The research so far also lays bare the reality of progress in certain sustainable technologies. Electric trucks received large investments across 2017 and 2018 as new OEMs promised replacements for diesel-powered internal combustion engines capable of undertaking long-range journeys and line-haul operations were only a few years away. Delivery on such promises has been scant however, with Tesla’s promised 2019 delivery date now scheduled for ‘late 2021’, although still contingent on the company manufacturing its own batteries. Nikola, another electric truck start-up to show early promise, has experienced massive troubles of a completely different sort.
DHL Supply Chain’s order of 10 Tesla Semis in November 2017 has gone unfulfilled, as has UPS’ order for 125 such vehicles and FedEx’s purchase of 20 semis. There have been some more successful electric truck initiatives, however, including DHL Freight and Volvo’s trial examining the performance of electric trucks over 150km in Q1 2021, deployment of the medium-duty Daimler FUSO eCanter by both UPS and DHL, as well as trials of Xos Trucks’ X-Platform vehicles by UPS.

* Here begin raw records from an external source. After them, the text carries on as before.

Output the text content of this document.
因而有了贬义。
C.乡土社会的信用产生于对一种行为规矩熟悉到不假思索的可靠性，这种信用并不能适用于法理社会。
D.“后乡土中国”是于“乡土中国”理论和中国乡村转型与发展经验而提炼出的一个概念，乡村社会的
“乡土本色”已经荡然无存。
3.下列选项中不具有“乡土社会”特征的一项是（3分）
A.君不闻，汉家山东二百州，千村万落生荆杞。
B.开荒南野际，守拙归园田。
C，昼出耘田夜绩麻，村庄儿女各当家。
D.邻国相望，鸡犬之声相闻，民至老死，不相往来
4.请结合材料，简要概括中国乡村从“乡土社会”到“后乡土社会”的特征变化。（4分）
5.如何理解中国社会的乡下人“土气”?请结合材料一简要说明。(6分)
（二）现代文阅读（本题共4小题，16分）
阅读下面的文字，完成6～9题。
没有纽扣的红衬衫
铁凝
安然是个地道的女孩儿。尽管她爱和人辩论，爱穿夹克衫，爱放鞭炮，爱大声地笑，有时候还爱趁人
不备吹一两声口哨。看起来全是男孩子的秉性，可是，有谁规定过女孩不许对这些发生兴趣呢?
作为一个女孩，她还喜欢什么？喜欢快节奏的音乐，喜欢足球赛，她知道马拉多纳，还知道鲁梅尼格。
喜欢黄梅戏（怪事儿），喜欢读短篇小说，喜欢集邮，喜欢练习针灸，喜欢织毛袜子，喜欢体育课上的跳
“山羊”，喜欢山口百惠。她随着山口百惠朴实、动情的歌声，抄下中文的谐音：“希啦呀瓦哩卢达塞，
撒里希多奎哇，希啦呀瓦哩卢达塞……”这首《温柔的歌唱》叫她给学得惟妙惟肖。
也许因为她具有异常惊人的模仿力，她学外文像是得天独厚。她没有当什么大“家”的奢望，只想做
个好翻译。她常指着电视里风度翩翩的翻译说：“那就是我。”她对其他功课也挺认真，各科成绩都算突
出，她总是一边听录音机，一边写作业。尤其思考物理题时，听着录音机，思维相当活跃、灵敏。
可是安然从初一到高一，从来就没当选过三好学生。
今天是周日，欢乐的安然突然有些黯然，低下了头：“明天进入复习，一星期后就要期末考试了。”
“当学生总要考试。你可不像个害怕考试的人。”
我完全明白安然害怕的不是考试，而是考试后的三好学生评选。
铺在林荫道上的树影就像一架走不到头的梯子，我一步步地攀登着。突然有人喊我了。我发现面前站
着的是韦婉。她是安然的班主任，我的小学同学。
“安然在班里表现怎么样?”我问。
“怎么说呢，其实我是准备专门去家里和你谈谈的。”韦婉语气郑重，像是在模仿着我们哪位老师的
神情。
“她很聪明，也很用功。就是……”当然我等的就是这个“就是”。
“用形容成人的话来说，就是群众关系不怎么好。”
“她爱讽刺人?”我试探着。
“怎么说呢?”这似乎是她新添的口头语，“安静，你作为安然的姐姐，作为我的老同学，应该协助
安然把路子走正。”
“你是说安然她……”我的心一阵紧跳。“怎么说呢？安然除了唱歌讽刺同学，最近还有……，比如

It should be noted that the decrease in investment in long-range electric vehicles may also be driven by a more optimistic view of fuel-based alternatives (such as natural gas and hydrogen) as a method of powering trucks, with constraints on advances in battery technology yet to be overcome. UPS especially have been making big investments in natural gas vehicles for over a decade, having driven one billion miles in alternative fuel vehicles by 2016 and having pledged $450m in 2019 to fund gas infrastructure and to have 6,000 new natural gas trucks by 2022.
Targets and Trials
As LSPs have developed their own carbon emission reduction targets in the last few years, international, national and local government have also developed and implemented a range of targets, as well as incentives. This includes, for example, the EU’s aim to be carbon neutral by 2050, and its aim to have 30 million electric vehicles on its roads by 2030. At the local level, New York has set a goal to reduce greenhouse gas emissions by at least 40% economy-wide by 2030 and achieve 100% net zero emissions by 2050. Also in the state, the New York State Energy Research & Development Authority provided $500,000 in partnership with UPS to develop technology to convert existing diesel-powered vans into electric vehicles. These location-specific targets could see LSPs target investments at certain locations, while other regulatory incentives have already factored into LSPs decision-making. An example is UPS’ announcement that Fuel Cell Electric Vehicles would be trialled in California due to the state investing in zero tailpipe emission transportation and the installation of hydrogen fuelling stations across the state. The aforementioned DHL-Volvo partnership taking place in Sweden is partially funded by REEL, a joint initiative between Sweden’s innovation agency Vinnova and the Swedish Energy Agency.
Already, the approaches, success, constraints, and influences on LSPs sustainability investments plans and strategies are becoming clearer. In the months ahead, as the database developed by Ti and FFSC grows, further insights will be generated. It is beyond doubt already, however, that the logistics industry is taking a serious and considered approach to the task at hand.